Nature-based Solutions vital for risk governance

Author

Denis McClean

Source
United Nations Office for Disaster Risk Reduction
Mangrove Forest shutterstock
Mangrove forests reduce risk of tidal surge and flooding for millions of people

Statement by the Secretary-General's Special Representative for Disaster Risk Reduction, Mami Mizutori, at the launch of IUCN's Global Standard for Nature-based Solutions 

It is a pleasure to participate in this event to mark the launch of the IUCN’s Global Standard for Nature-based Solutions for Societal Challenges. It will a make a tremendous contribution to our understanding of the links between the natural world and disasters.

 

Climate emergency is doubling extreme weather events over the last twenty years. Degraded ecosystems and bio-diversity loss exacerbate the impacts of disasters on populations, in particular for many poor and vulnerable communities. Therefore, it is more vital than ever that we understand the role that nature-based solutions can play in reducing disaster risk.

 

The Sendai Framework for Disaster Risk Reduction, the global blueprint for reducing disaster losses, was adopted five years ago.  One of its four priorities for action is a call for UN member States and all stakeholders to strengthen their disaster risk governance.

 

The importance of disaster risk governance has been cast in a new light by failures to act on the warnings that the world would sooner or later face a pandemic on the scale of COVID-19.

 

What do we mean by disaster risk governance?

 

It means having clear, actionable plans backed by legislation and strong institutions to ensure that we reduce existing disaster risks and avoid the creation of new ones, and this includes by protecting our environment.

 

Nature-based solutions must be a key consideration to strengthen disaster risk governance.  The new Global Standard lays out in clear terms how Nature-based Solutions provide a healthy eco-system, whether it be coastal, marine or terrestrial so that people and property are protected from natural hazards.

 

The term ‘natural disasters’ is used frequently.
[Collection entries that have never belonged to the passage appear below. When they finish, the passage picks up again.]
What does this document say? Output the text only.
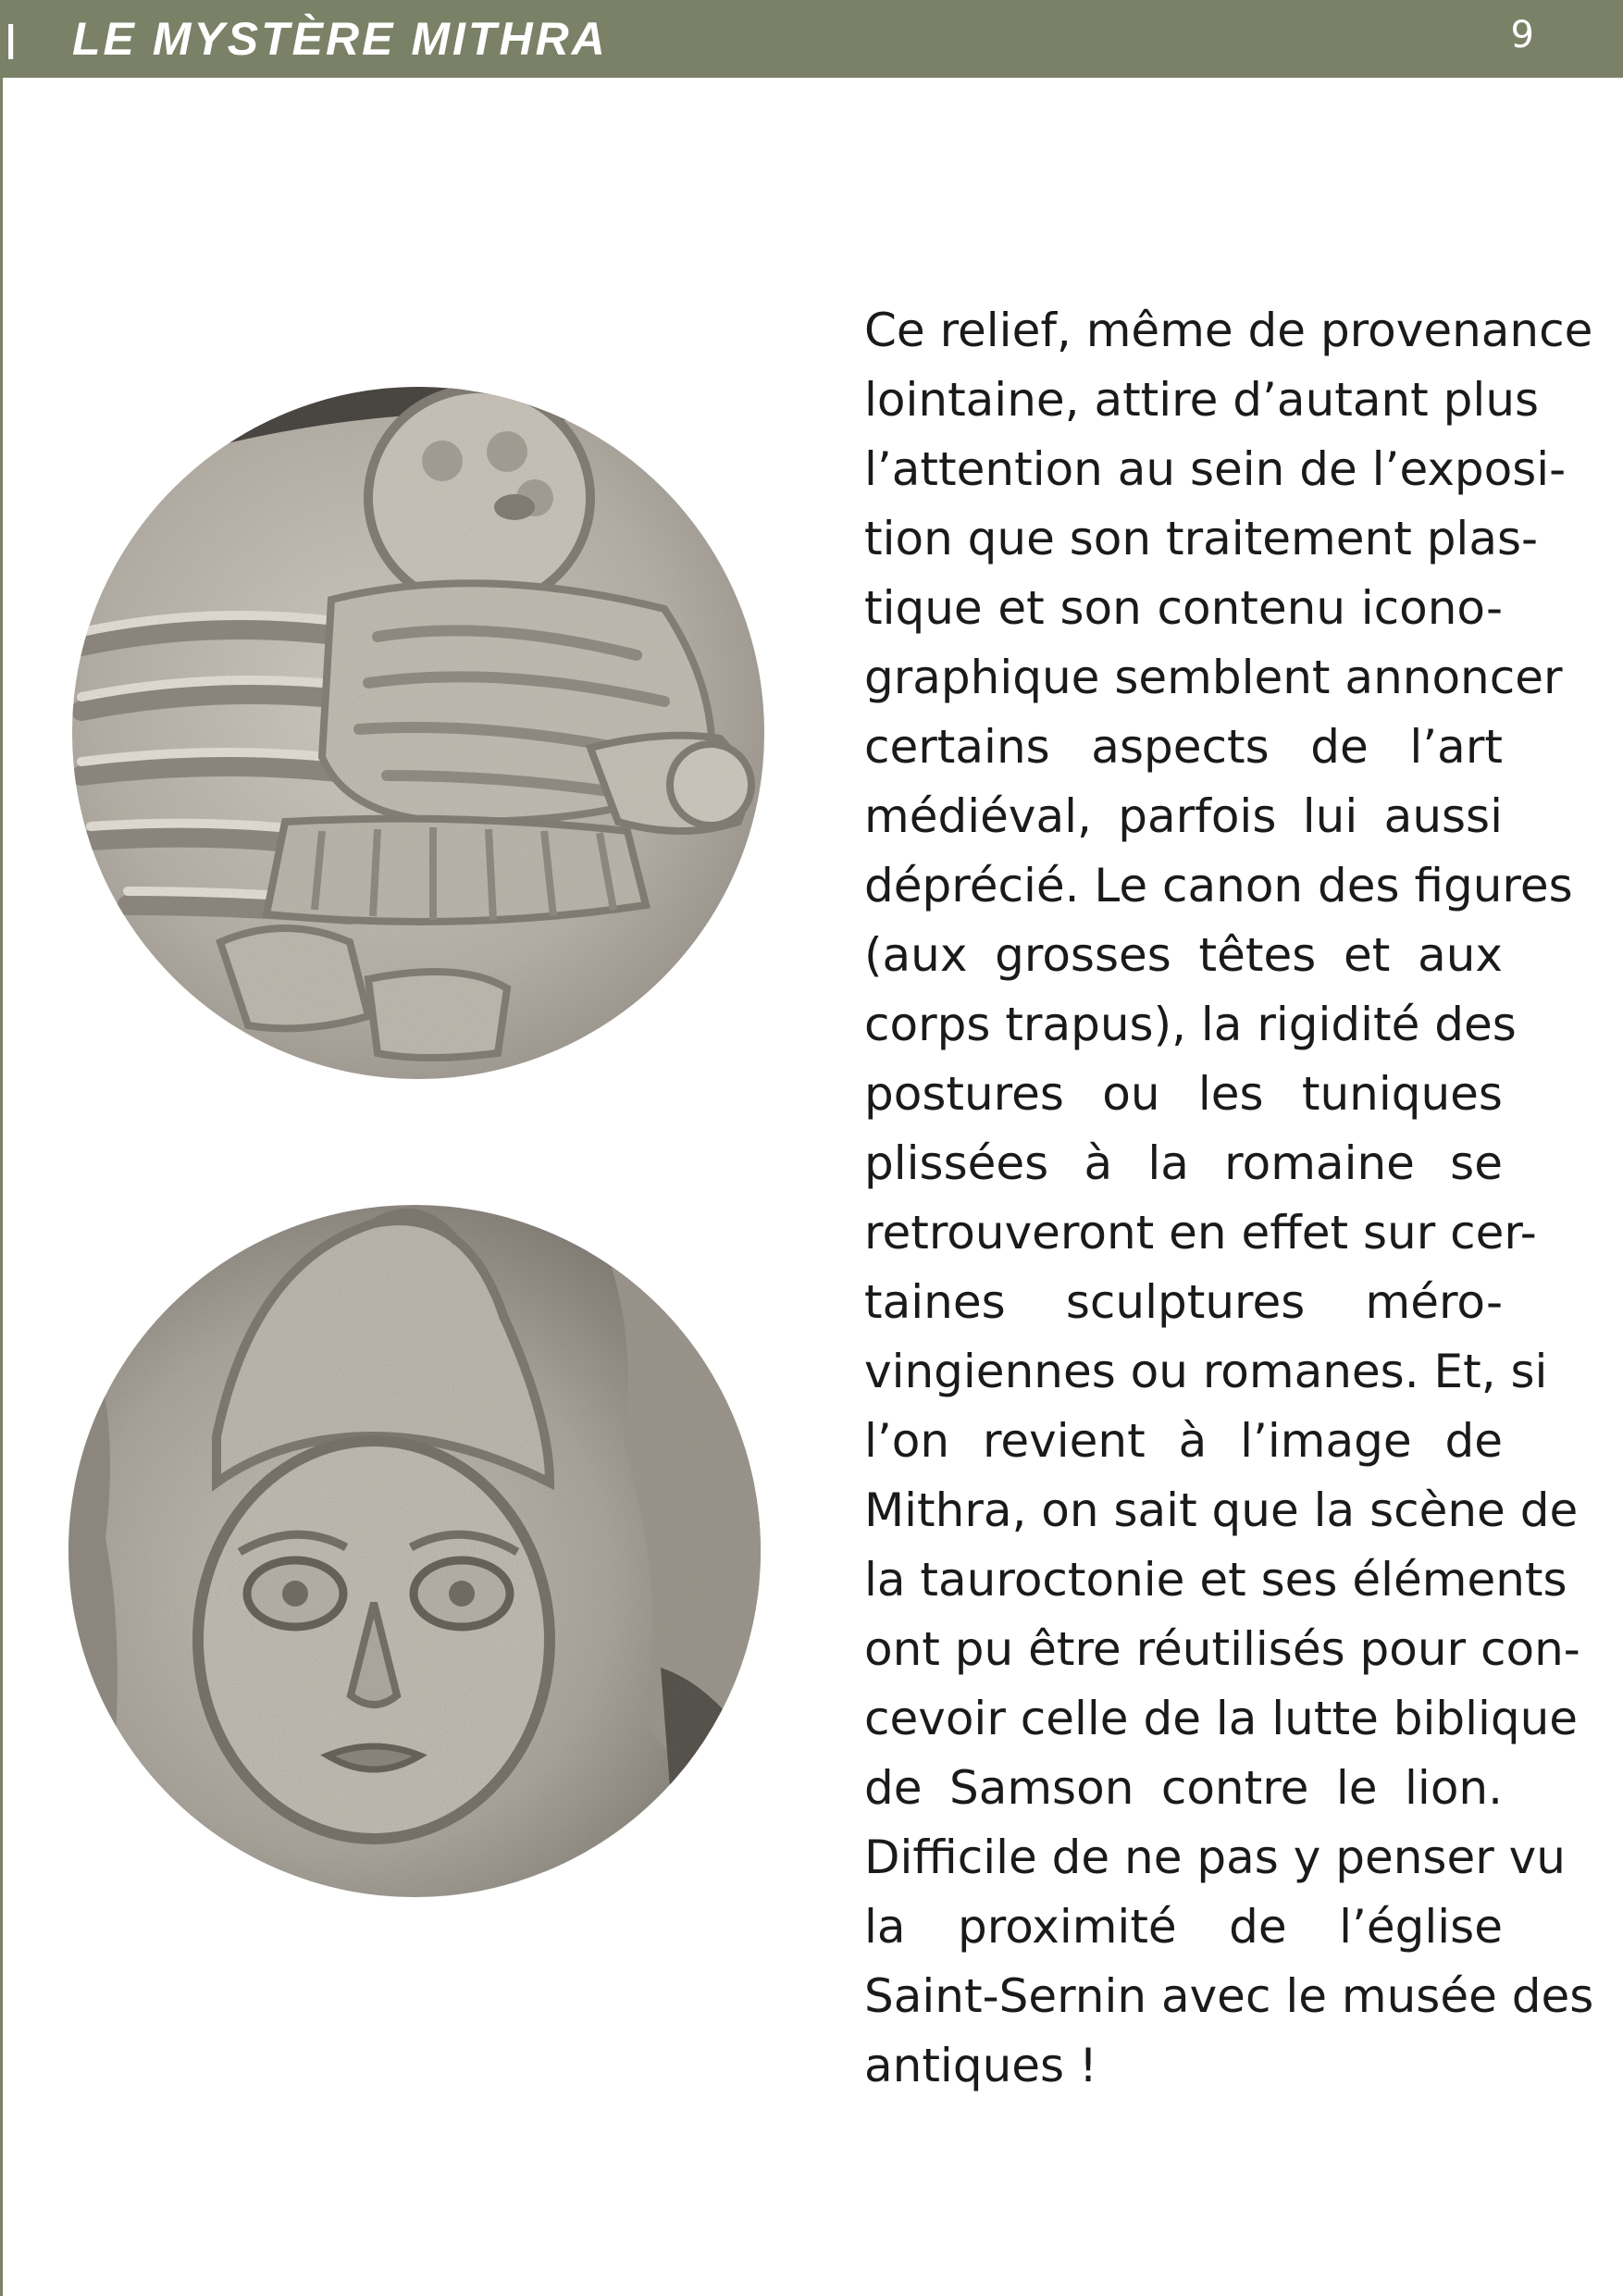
| LE MYSTÈRE MITHRA	9
Ce relief, même de provenance
lointaine, attire d’autant plus
l’attention au sein de l’exposi-
tion que son traitement plas-
tique et son contenu icono-
graphique semblent annoncer
certains aspects de l’art
médiéval, parfois lui aussi
déprécié. Le canon des figures
(aux grosses têtes et aux
corps trapus), la rigidité des
postures ou les tuniques
plissées à la romaine se
retrouveront en effet sur cer-
taines sculptures méro-
vingiennes ou romanes. Et, si
l’on revient à l’image de
Mithra, on sait que la scène de
la tauroctonie et ses éléments
ont pu être réutilisés pour con-
cevoir celle de la lutte biblique
de Samson contre le lion.
Difficile de ne pas y penser vu
la proximité de l’église
Saint-Sernin avec le musée des
antiques !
However, there is no such thing as a ‘natural disaster’. If we can make our eco-system more resilient, if we can reduce the vulnerability of people by eliminating poverty among other things, natural hazards including extreme weather events, do not have to become disasters.

 

But what we are actually seeing is degraded eco-systems such as disappearing mangrove forests or denuded hillsides resulting in thousands of hundreds of lives being lost in storms, floods and landslides across the world.

 

We must stop this and the new Global Standard will provide the foundation to turn things around.

 

It is estimated that mangroves reduce annual flooding for more than 18 million people globally (especially in Vietnam, India, Bangladesh, China and the Philippines).

 

Here in Switzerland, the government spends 150 million Swiss Frans every year on forest protection, reducing the risk of landslides and avalanches while maintaining biodiversity, carbon sequestration and supporting tourism.

 

In my own country, Japan, trees are planted as protective green belts along the coasts. Combined with land-zoning and protective infrastructure, these green belts contribute to multi-hazard risk reduction measures including from tsunamis, a deadly hazard.

 

These nature-based solutions need to be scaled up and  sustainable, so that they become a stronger focus for international cooperation on disaster risk reduction.

 

COVID-19 has cast new light on the systemic nature of risk that we face. A public health disaster quickly turned into a socio-economic disaster at a scale we have never seen.

 

This is why governments should draft their national disaster risk reduction strategies with a clear understanding of the systemic nature of disaster risk. And, importantly the strategies should not remain a piece of paper.

 

Disaster risk management must be funded appropriately into rural development planning and the management of mountains, rivers, flood plains, drylands, wetlands and all other areas prone to drought and floods.

 

Strengthen your disaster risk governance and invest in it.

 

This is the key message we will convey on October 13, the International Day for Disaster Risk Reduction when we will launch a new Words into Action guide on Nature-based Solutions.

 

Words into Action is a series of guides for practitioners to implement disaster risk reduction on the ground.

 

This one on Nature based Solutions has been developed with the Partnership for Environment and Disaster Risk Reduction and will echo many messages and key points in this new Global Standard.

 

We at the UN Office for disaster risk reduction look forward to continue working with IUCN and partners to take Nature Based solutions to scale for disaster risk reduction.